Google pulls 'undeletable' app from Play

Google has removed a malicious app from its Play store that disguised itself as a popular program.

The rogue software spoofed BatteryBot Pro, a legitimate app which monitors how much power a smartphone is using.
The fake app was able to send premium-rate text messages and blocked people from deleting it, said security company Zscaler on its blog.

One security expert said people might have to contact their mobile provider if they had downloaded the rogue app.
"Malicious apps in the Google Play store are nothing new," said Rik Ferguson, vice-president of security research at Trend Micro.
"Android is the most widely installed mobile operating system so it's an attractive user base for attackers.
"But undeletable apps like this exploit consumers who store their personal lives on a smartphone. We're reluctant to wipe our handset in case we lose something."

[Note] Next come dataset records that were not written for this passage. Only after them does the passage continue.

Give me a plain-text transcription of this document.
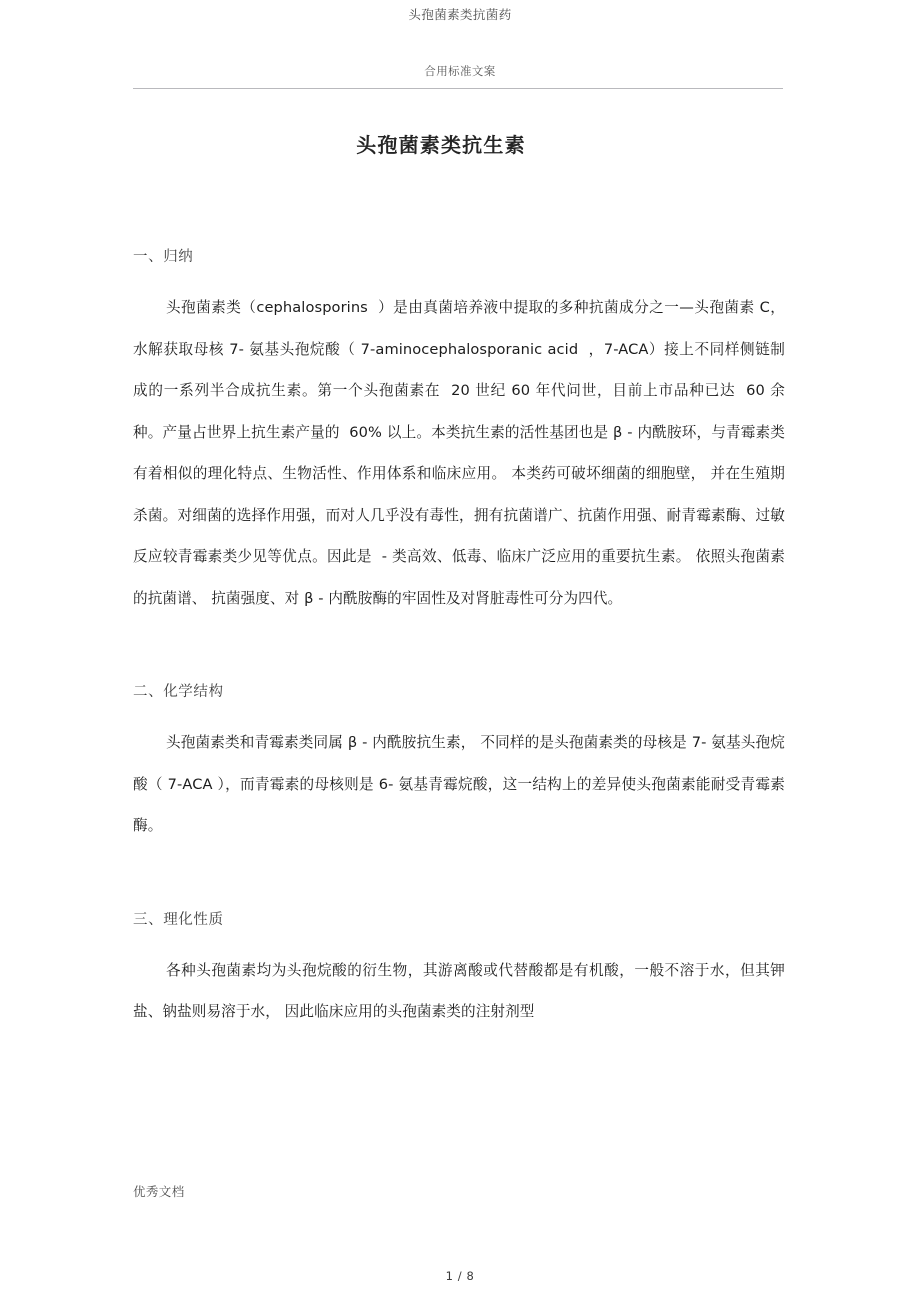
头孢菌素类抗菌药
合用标准文案
头孢菌素类抗生素
一、归纳

头孢菌素类（cephalosporins  ）是由真菌培养液中提取的多种抗菌成分之一—头孢菌素 C，水解获取母核 7- 氨基头孢烷酸（ 7-aminocephalosporanic acid  ，7-ACA）接上不同样侧链制成的一系列半合成抗生素。第一个头孢菌素在  20 世纪 60 年代问世，目前上市品种已达  60 余种。产量占世界上抗生素产量的  60% 以上。本类抗生素的活性基团也是 β - 内酰胺环，与青霉素类有着相似的理化特点、生物活性、作用体系和临床应用。 本类药可破坏细菌的细胞壁， 并在生殖期杀菌。对细菌的选择作用强，而对人几乎没有毒性，拥有抗菌谱广、抗菌作用强、耐青霉素酶、过敏反应较青霉素类少见等优点。因此是  - 类高效、低毒、临床广泛应用的重要抗生素。 依照头孢菌素的抗菌谱、 抗菌强度、对 β - 内酰胺酶的牢固性及对肾脏毒性可分为四代。

二、化学结构

头孢菌素类和青霉素类同属 β - 内酰胺抗生素， 不同样的是头孢菌素类的母核是 7- 氨基头孢烷酸（ 7-ACA ），而青霉素的母核则是 6- 氨基青霉烷酸，这一结构上的差异使头孢菌素能耐受青霉素酶。

三、理化性质

各种头孢菌素均为头孢烷酸的衍生物，其游离酸或代替酸都是有机酸，一般不溶于水，但其钾盐、钠盐则易溶于水， 因此临床应用的头孢菌素类的注射剂型

优秀文档
1 / 8
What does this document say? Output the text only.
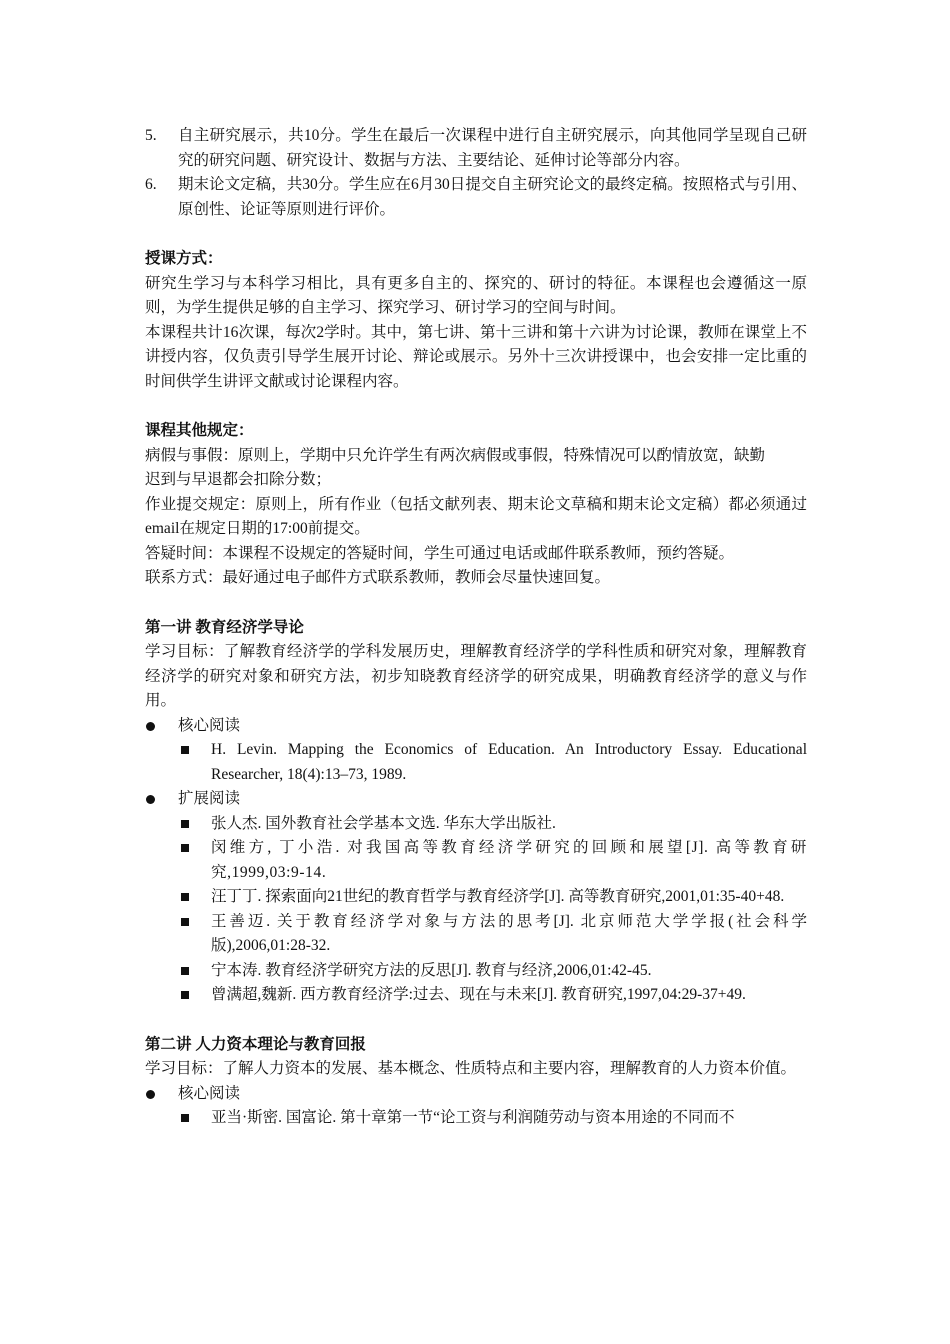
5. 自主研究展示，共10分。学生在最后一次课程中进行自主研究展示，向其他同学呈现自己研究的研究问题、研究设计、数据与方法、主要结论、延伸讨论等部分内容。

6. 期末论文定稿，共30分。学生应在6月30日提交自主研究论文的最终定稿。按照格式与引用、原创性、论证等原则进行评价。

授课方式：

研究生学习与本科学习相比，具有更多自主的、探究的、研讨的特征。本课程也会遵循这一原则，为学生提供足够的自主学习、探究学习、研讨学习的空间与时间。

本课程共计16次课，每次2学时。其中，第七讲、第十三讲和第十六讲为讨论课，教师在课堂上不讲授内容，仅负责引导学生展开讨论、辩论或展示。另外十三次讲授课中，也会安排一定比重的时间供学生讲评文献或讨论课程内容。

课程其他规定：

病假与事假：原则上，学期中只允许学生有两次病假或事假，特殊情况可以酌情放宽，缺勤

迟到与早退都会扣除分数；

作业提交规定：原则上，所有作业（包括文献列表、期末论文草稿和期末论文定稿）都必须通过email在规定日期的17:00前提交。

答疑时间：本课程不设规定的答疑时间，学生可通过电话或邮件联系教师，预约答疑。

联系方式：最好通过电子邮件方式联系教师，教师会尽量快速回复。

第一讲 教育经济学导论

学习目标：了解教育经济学的学科发展历史，理解教育经济学的学科性质和研究对象，理解教育经济学的研究对象和研究方法，初步知晓教育经济学的研究成果，明确教育经济学的意义与作用。

核心阅读

H. Levin. Mapping the Economics of Education. An Introductory Essay. Educational Researcher, 18(4):13–73, 1989.

扩展阅读

张人杰. 国外教育社会学基本文选. 华东大学出版社.

闵维方, 丁小浩. 对我国高等教育经济学研究的回顾和展望[J]. 高等教育研究,1999,03:9-14.

汪丁丁. 探索面向21世纪的教育哲学与教育经济学[J]. 高等教育研究,2001,01:35-40+48.

王善迈. 关于教育经济学对象与方法的思考[J]. 北京师范大学学报(社会科学版),2006,01:28-32.

宁本涛. 教育经济学研究方法的反思[J]. 教育与经济,2006,01:42-45.

曾满超,魏新. 西方教育经济学:过去、现在与未来[J]. 教育研究,1997,04:29-37+49.

第二讲 人力资本理论与教育回报

学习目标：了解人力资本的发展、基本概念、性质特点和主要内容，理解教育的人力资本价值。

核心阅读

亚当·斯密. 国富论. 第十章第一节“论工资与利润随劳动与资本用途的不同而不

The real BatteryBot Pro costs £2.49 while the fake version was available for free

The real BatteryBot Pro is an app for Android smartphones that shows a user detailed information about their smartphone's battery life.
Like many apps, when installed it asks for permission to access the functions of a smartphone it needs to run.
The fake version of the app requested access to features far beyond the scope of a battery monitor, including the ability to send text messages, install other apps and track a user's location.
It also requested administrator privileges on the smartphone, to prevent people from deleting it, even after Google had pulled it from the Play store.
"I would recommend visiting your mobile provider as a first port of call," said Mr Ferguson.
"This app targets people who are not confident with technology, so I'd recommend seeking help in the High Street stores."
Zscaler said the rogue app was probably designed to commit "click fraud": tricking online adverts into thinking a genuine user was interacting with them, to earn money for the attacker as part of a revenue-sharing agreement.